Les pêches

Dans le clos du verger d’Apendi, il y avait un pêcher qui, bon an mal an, mûrissait avant les autres. Apendi découvre un beau matin trois pêches tout à fait jaunes et bien mûres. Les ayant cueillies toutes les trois, il les met dans un plat creux et les porte chez le khan.

Comme les pêches commencent à rouler deçà delà dans le plat et à s’entrechoquer, Apendi les prévient :

– Ne faites pas de bêtises, les fruits ! ou sinon je vous jette d’un seul coup dans ma bouche et je vous croque entièrement : vous n’aurez pas vécu longtemps !

Les trois pêches ne l’écoutent pas : elles recommencent à se heurter l’une l’autre.

– Celles-là, si je les laisse ensemble, elles ne vont pas cesser de faire des bêtises ! dit Apendi et hop ! il croque aussitôt deux des pêches. Il n’en reste donc plus qu’une qu’il apporte au khan.

Ayant mangé la pêche, le khan remercie très poliment Apendi.

Un autre jour, Apendi cueille trois noix, toujours pour les donner au khan. En chemin, il rencontre quelqu’un :

– Apendi, où donc vous rendez-vous ?

– J’apporte des noix au khan.

– Surtout pas ! Laissez tomber les noix, le khan adore les raisins secs : vous feriez mieux de lui en apporter !

Suivant ce conseil, Apendi jeta les noix et apporta au khan des raisins secs. Oui mais voilà, le khan en fait avait horreur des raisins secs ! Il ordonne donc à ses djiguites (ses guerriers) de bombarder Apendi avec ses raisins secs, afin qu’après ça il ne lui en ramène plus jamais. Après que les djiguites aient commencé à lui tirer dessus, à chaque fois qu’il est touché par un raisin sec, Apendi s’écrie avec un plaisir croissant :

– Mon khan, mille mercis pour celui-là !

– Eeeh, Apendi ! on te tire dessus et au lieu de te plaindre, tu remercies : qu’est-ce que ça veut dire ? dit une des personnes présentes à cet endroit.

– Euh vieux frère, comme dit le proverbe : « chacun sait ce qu’il cache ». Normalement, eux autres, ils auraient dû me bombarder avec des noix, mais voilà-t-y pas que le Seigneur m’a secouru : est-ce qu’ils sont pas en train de me bombarder avec des raisins secs bien moëlleux ?… C’est pour ça que je me confonds en remerciements.

– Que dis-tu ? demande le khan tout à trac.

– Eh bien, je venais ici vous apporter des noix.
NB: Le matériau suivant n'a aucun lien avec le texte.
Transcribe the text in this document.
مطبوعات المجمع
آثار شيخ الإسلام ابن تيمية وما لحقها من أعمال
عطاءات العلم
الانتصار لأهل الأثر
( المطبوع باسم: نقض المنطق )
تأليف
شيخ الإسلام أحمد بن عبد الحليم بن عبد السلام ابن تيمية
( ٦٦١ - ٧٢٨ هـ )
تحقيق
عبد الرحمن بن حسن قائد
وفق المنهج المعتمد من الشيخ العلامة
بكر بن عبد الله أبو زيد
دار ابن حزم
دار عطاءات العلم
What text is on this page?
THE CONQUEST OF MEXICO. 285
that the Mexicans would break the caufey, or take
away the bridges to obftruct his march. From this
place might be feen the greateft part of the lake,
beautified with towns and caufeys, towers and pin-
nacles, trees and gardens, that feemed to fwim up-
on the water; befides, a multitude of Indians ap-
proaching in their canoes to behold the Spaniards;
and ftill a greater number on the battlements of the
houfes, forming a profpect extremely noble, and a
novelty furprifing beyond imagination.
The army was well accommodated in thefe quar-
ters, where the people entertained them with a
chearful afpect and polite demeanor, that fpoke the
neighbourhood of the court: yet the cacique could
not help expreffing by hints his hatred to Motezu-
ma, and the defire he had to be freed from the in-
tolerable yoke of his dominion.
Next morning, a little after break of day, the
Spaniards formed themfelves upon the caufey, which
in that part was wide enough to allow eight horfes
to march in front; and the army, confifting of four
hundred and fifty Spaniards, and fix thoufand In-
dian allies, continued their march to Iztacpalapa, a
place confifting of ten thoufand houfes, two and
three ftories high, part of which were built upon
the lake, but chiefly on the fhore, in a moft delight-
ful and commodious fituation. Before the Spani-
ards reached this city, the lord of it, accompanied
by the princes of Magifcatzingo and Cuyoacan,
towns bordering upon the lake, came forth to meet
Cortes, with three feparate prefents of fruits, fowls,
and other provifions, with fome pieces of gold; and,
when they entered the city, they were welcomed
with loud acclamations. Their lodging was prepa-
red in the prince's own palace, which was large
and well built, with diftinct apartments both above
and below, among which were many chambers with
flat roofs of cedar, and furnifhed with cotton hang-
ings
En chemin j’ai rencontré quelqu’un qui m’a dit de laisser tomber les noix et d’apporter à la place des raisins secs. Heureusement ! sans ça ma pauvre tête aurait éclaté sous un bombardement de noix. Mille grâces à Dieu d’avoir fait les raisins secs aussi mous, dit-il et il s’empresse de s’en aller.